Эти первые увиденные в ней проблески шаловливой, смешливой юности лишь подлили масла в огонь его страсти.
Итак, ухаживание продолжалось, хотя и против воли моей матери. Единственное отдохновение для нее наступило, когда отец уехал и она получила пару недель покоя. Точнее, это она так думала. Однажды утром, перебирая почту, она наткнулась на конверт из Нью-Йорка, адресованный лично ей. Узнав почерк моего отца, тотчас заподозрила, что́ найдет там. Опасаясь вскрыть письмо в офисе на случай, если кто-то неожиданно войдет, она торопливо засунула его за пояс своей юбки. Только позднее, вечером, сидя в одиночестве на заднем сиденье автобуса, который вез ее домой, она держала в руках первое из тайных любовных писем моего отца, вскрыла его пальцем и начала читать.
Папины слова — и сила чувств, которую они передавали, — ошеломили ее.
Бруна, дорогая моя!
Уже в третий раз подношу ручку к бумаге, уничтожив первые два письма.

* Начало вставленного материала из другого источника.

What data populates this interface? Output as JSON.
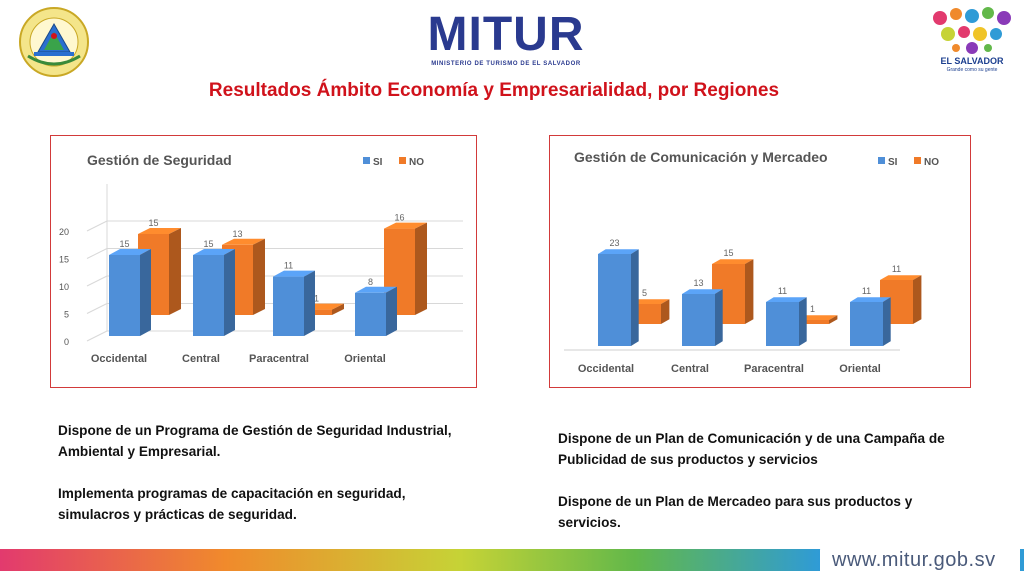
{
  "header": {
    "brand": "MITUR",
    "brand_subtitle": "MINISTERIO DE TURISMO DE EL SALVADOR",
    "right_logo_text": "EL SALVADOR",
    "right_logo_subtitle": "Grande como su gente",
    "seal_text": "REPUBLICA DE EL SALVADOR EN LA AMERICA CENTRAL"
  },
  "title": "Resultados Ámbito Economía y Empresarialidad, por Regiones",
  "chart_data": [
    {
      "type": "bar",
      "title": "Gestión de Seguridad",
      "categories": [
        "Occidental",
        "Central",
        "Paracentral",
        "Oriental"
      ],
      "series": [
        {
          "name": "SI",
          "values": [
            15,
            15,
            11,
            8
          ],
          "color": "#4f8fd8"
        },
        {
          "name": "NO",
          "values": [
            15,
            13,
            1,
            16
          ],
          "color": "#f07a28"
        }
      ],
      "yticks": [
        "0",
        "5",
        "10",
        "15",
        "20"
      ],
      "ylim": [
        0,
        20
      ],
      "legend": "top-right",
      "grid": true
    },
    {
      "type": "bar",
      "title": "Gestión de Comunicación y Mercadeo",
      "categories": [
        "Occidental",
        "Central",
        "Paracentral",
        "Oriental"
      ],
      "series": [
        {
          "name": "SI",
          "values": [
            23,
            13,
            11,
            11
          ],
          "color": "#4f8fd8"
        },
        {
          "name": "NO",
          "values": [
            5,
            15,
            1,
            11
          ],
          "color": "#f07a28"
        }
      ],
      "yticks": [],
      "ylim": [
        0,
        25
      ],
      "legend": "top-right",
      "grid": false
    }
  ],
  "left_text": [
    "Dispone de un Programa de Gestión de Seguridad Industrial, Ambiental y Empresarial.",
    "Implementa programas de capacitación en seguridad, simulacros y prácticas de seguridad."
  ],
  "right_text": [
    "Dispone de un Plan de Comunicación y de una Campaña de Publicidad de sus productos y servicios",
    "Dispone de un Plan de Mercadeo para sus productos y servicios."
  ],
  "footer": {
    "url": "www.mitur.gob.sv"
  }
}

Я обещал себе, что стану писать лишь о том, насколько сильно испытываю потребность общаться с тобой, всегда рассказывать тебе, что чувствую, все эти крохотные радости, всю эту безмерную боль!!! Только из-за неутолимого желания любить тебя и безмерного страдания, причиняемого нашей тайной, я прошу прощения и позволения любить тебя — вечно, — пока меня не одолели печаль и безумие скорби.
Моя милая Бруникки, надеюсь, ты понимаешь, что я не преувеличиваю. Я просто до безумия влюблен в тебя! Что касается меня, пока буду уверен в твоей привязанности и буду чувствовать, что никогда тебя не потеряю, буду считать тебя своей единственной большой любовью; клянусь, я сделаю все, о чем ты попросишь! Нам необязательно появляться на людях. Я не стану пытать тебя, не стану делать ничего, чтобы мучить тебя или заставлять стыдиться; все, чего я прошу, — это чтобы ты любила меня и наши души сливались в одну, словно в вечном объятии. Я люблю тебя, Бруна, я очень, очень люблю тебя и не перестану говорить тебе об этом, потому что это правда, превыше и больше всего и всех. — хххх А.
В наши времена торопливых электронных писем и SMS, увы, ни один мужчина никогда не написал мне подобного письма. Какие чувства испытывала моя мать, держа этот хрупкий листок бумаги в руке и ощущая всю его нематериальную весомость? Она говорила мне потом: «Это было невероятно. Я чувствовала, что для него что-то значу».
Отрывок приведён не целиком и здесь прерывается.